Mary Oliver’s “The Journey” expresses the hardships and fulfillment of what life can throw at you. Mary Oliver was born in 1953 in Ohio. She began her writing career after she moved to Provincetown Massachusetts where she created American Primitive,which received a Pulitzer Prize. She had created many books.  At the beginning of the poem, Oliver describes how there are people and things that will try and distract you from reaching your main goal. However, at the end of the poem, it is significant that the only thing motivating yourself is yourself. You are finally listening to yourself and is able to set a path and a direction for yourself in which you can reach your goals. This piece of work is written in a second person narrative making it easy to relate to the poem to understand the journey as if it were your own. The underlying message from Oliver’s “The Journey” is that you must listen to yourself and not let others steer you away from reaching your main goal. Although it may be hard, you must put yourself above others to reach what you will ultimately achieve.  

In the poem, one of the main underlying themes is to not let others distract you. People are always going to try and get your attention by doubting you or asking for your attention, but it is up to you to rise above it all and be selfish in order for you to reach your final goal. In the first 12 lines of the poem, Mary Oliver describes how there were voices around you shouting bad advice, which would lead to you giving them your attention. Also, when it states "Mend my life!” (line 10), it represents how people want others to pay attention to them, ultimately taking you off course of your task. This can cause you to be lead astray from your goal, causing you to pay attention to others rather than yourself. Oliver is trying to convey this message of keeping a determined mind through the use of point of view making it easy to imagine what it is that you feel while people are trying to distract.   
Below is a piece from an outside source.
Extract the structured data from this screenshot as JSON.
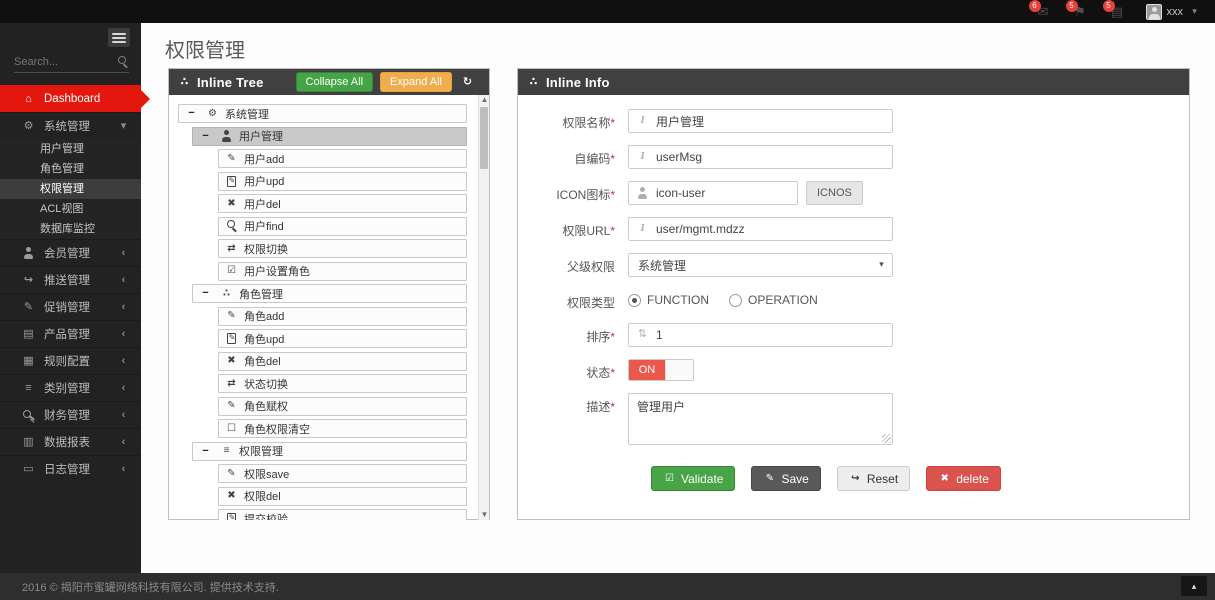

From the beginning of “The Journey”, Oliver makes it clear that it is not always easy trying to only listen to yourself. There are many voices at the beginning of the poem trying to distract you, but in lines 27-29, you realize that the only voice you recognize is yourself; “and there was a new voice which you slowly recognized as your own”. You cannot reach the end point of your journey by listening to others’ advice. You only know what it is that you want to do, and you can only keep yourself motivated without the disappointment of people distracting you from your end goal. Lines 14-15, “though the wind pried with its stiff fingers” represents others opinions steering you away from what it is you’re trying to do. However, after the next couple of lines of you going through hindering events, people tugging on your ankles, people shouting their bad advice at you, and the wind prying at you, you hear only your voice that has been stuck with you  throughout your journey even though if your voice wasn't as prominent as it was at the beginning (Oliver). It is described as a necessity to continue to only listen to yourself in the poem because that is how you reach the end of your journey, without others input. 
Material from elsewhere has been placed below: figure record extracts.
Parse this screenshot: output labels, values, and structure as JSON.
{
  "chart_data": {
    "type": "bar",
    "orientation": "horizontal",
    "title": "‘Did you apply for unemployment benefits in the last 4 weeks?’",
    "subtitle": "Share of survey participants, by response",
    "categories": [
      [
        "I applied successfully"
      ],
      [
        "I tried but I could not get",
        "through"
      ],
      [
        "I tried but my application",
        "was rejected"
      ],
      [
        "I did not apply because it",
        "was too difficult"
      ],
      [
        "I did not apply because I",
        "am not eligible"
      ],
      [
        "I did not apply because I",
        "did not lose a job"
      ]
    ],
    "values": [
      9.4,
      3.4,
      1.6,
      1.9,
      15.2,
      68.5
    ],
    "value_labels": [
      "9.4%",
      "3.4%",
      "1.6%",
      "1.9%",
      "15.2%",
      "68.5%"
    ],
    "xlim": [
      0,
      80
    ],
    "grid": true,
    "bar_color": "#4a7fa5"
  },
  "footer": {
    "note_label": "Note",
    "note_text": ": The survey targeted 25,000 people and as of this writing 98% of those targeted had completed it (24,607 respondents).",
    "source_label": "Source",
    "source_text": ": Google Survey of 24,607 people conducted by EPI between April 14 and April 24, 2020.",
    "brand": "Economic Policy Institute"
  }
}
One of the main points mentioned at the end of the poem is how the only person that you could save is yourself. The last two lines signify that you have to be selfish in order to achieve what you want. In the case of having a journey and a final goal in mind, you have to be able and willing to only listen to your own voice and stay determined. With the theme of others distracting you from your goal, you have to pay attention to yourself and your needs, rather than putting others above yourself. In the middle of the poem it states, “But little by little, as you left their voices behind” (lines 23-24) which means that you stopped paying attention to them and focused on yourself. In the end, you can only achieve something by listening to your own voice, and ignoring people and things that hinder you on your track to reach your goal. This message is important to the poem as a whole because it demonstrates how at the beginning of the poem you have the choice to listen to others around you, or let things hinder your advancement towards your goal, but if you continue to stay determined and listen to yourself, you will find that it is only you in the end because your voice and advice had been summoned within yourself since the beginning of the journey.

Mary Oliver makes it clear that it is necessary to listen to your voice and do what you want to do to reach your goals. All of the themes that she has provided in her second narrative poem are related because it all follows the main purpose of listening to yourself. Not letting others distract you helps make it possible to focus on yourself and your needs. You can only achieve what ever you want by putting yourself first and staying determined to reach your goal.